Many of your clients likely work with more than one advisor, but, of course, it would be better for your business if they didn’t spread it around. Investors may say they want to diversify among multiple advisors, but David Dedman, president and founder of Lexington Wealth Management, on The Huffington Post provides four reasons why they shouldn’t: Investment overlap; higher fees; increased risk due to having too much of one asset class; and a greater time commitment.
Merrill Lynch researchers have identified what they think will be the uber-trends reshaping the world, and providing new investment opportunities, in 2015. Robotics, cybersecurity, solar power and water were all identified as sectors Merrill named as sources for long-term growth, and they have some actionable areas to keep an eye on for investment. Its report, “A Transforming World,” also examined the effect that financial repression, “the Internet of things,” and the longer average lifespan of humans will have on the world.

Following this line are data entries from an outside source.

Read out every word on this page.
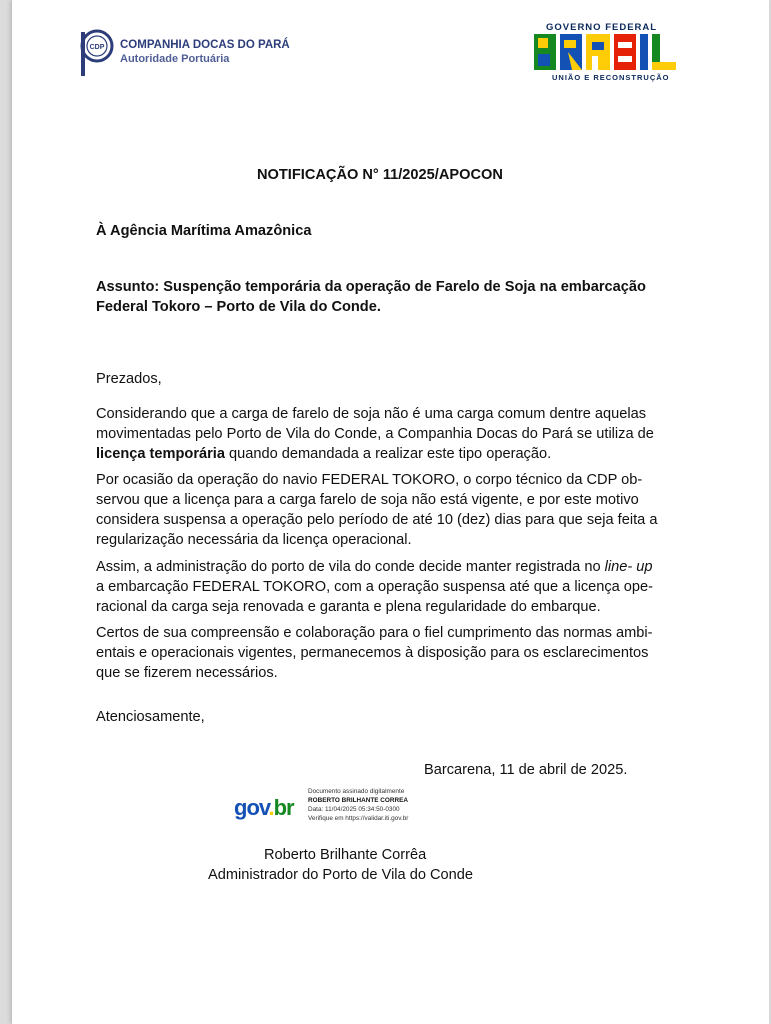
CDP COMPANHIA DOCAS DO PARÁ
Autoridade Portuária
GOVERNO FEDERAL
UNIÃO E RECONSTRUÇÃO
NOTIFICAÇÃO N° 11/2025/APOCON
À Agência Marítima Amazônica
Assunto: Suspenção temporária da operação de Farelo de Soja na embarcação
Federal Tokoro – Porto de Vila do Conde.
Prezados,
Considerando que a carga de farelo de soja não é uma carga comum dentre aquelas
movimentadas pelo Porto de Vila do Conde, a Companhia Docas do Pará se utiliza de
licença temporária quando demandada a realizar este tipo operação.
Por ocasião da operação do navio FEDERAL TOKORO, o corpo técnico da CDP ob-
servou que a licença para a carga farelo de soja não está vigente, e por este motivo
considera suspensa a operação pelo período de até 10 (dez) dias para que seja feita a
regularização necessária da licença operacional.
Assim, a administração do porto de vila do conde decide manter registrada no line- up
a embarcação FEDERAL TOKORO, com a operação suspensa até que a licença ope-
racional da carga seja renovada e garanta e plena regularidade do embarque.
Certos de sua compreensão e colaboração para o fiel cumprimento das normas ambi-
entais e operacionais vigentes, permanecemos à disposição para os esclarecimentos
que se fizerem necessários.
Atenciosamente,
Barcarena, 11 de abril de 2025.
gov.br
Documento assinado digitalmente
ROBERTO BRILHANTE CORREA
Data: 11/04/2025 05:34:50-0300
Verifique em https://validar.iti.gov.br
Roberto Brilhante Corrêa
Administrador do Porto de Vila do Conde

The old Wall Street belief that as goes January, so goes the rest of the year, didn't prove true last year and may not this year as well, says a new report from Scannel Wealth Management, a HighTower firm. It argues that the S&P 500’s poor performance in January does not point to a bear market for 2015. After all, the S&P 500 finished January down 3.6 percent in 2014 before finishing up 11.4 percent for the year; this year it has only dipped 3.1 percent. The report also noted that for the bond market is thriving, and that for the fourth time in 50 years, the dividend yield on the S&P 500 Index was higher than the yield on benchmark 10-year Treasury bonds.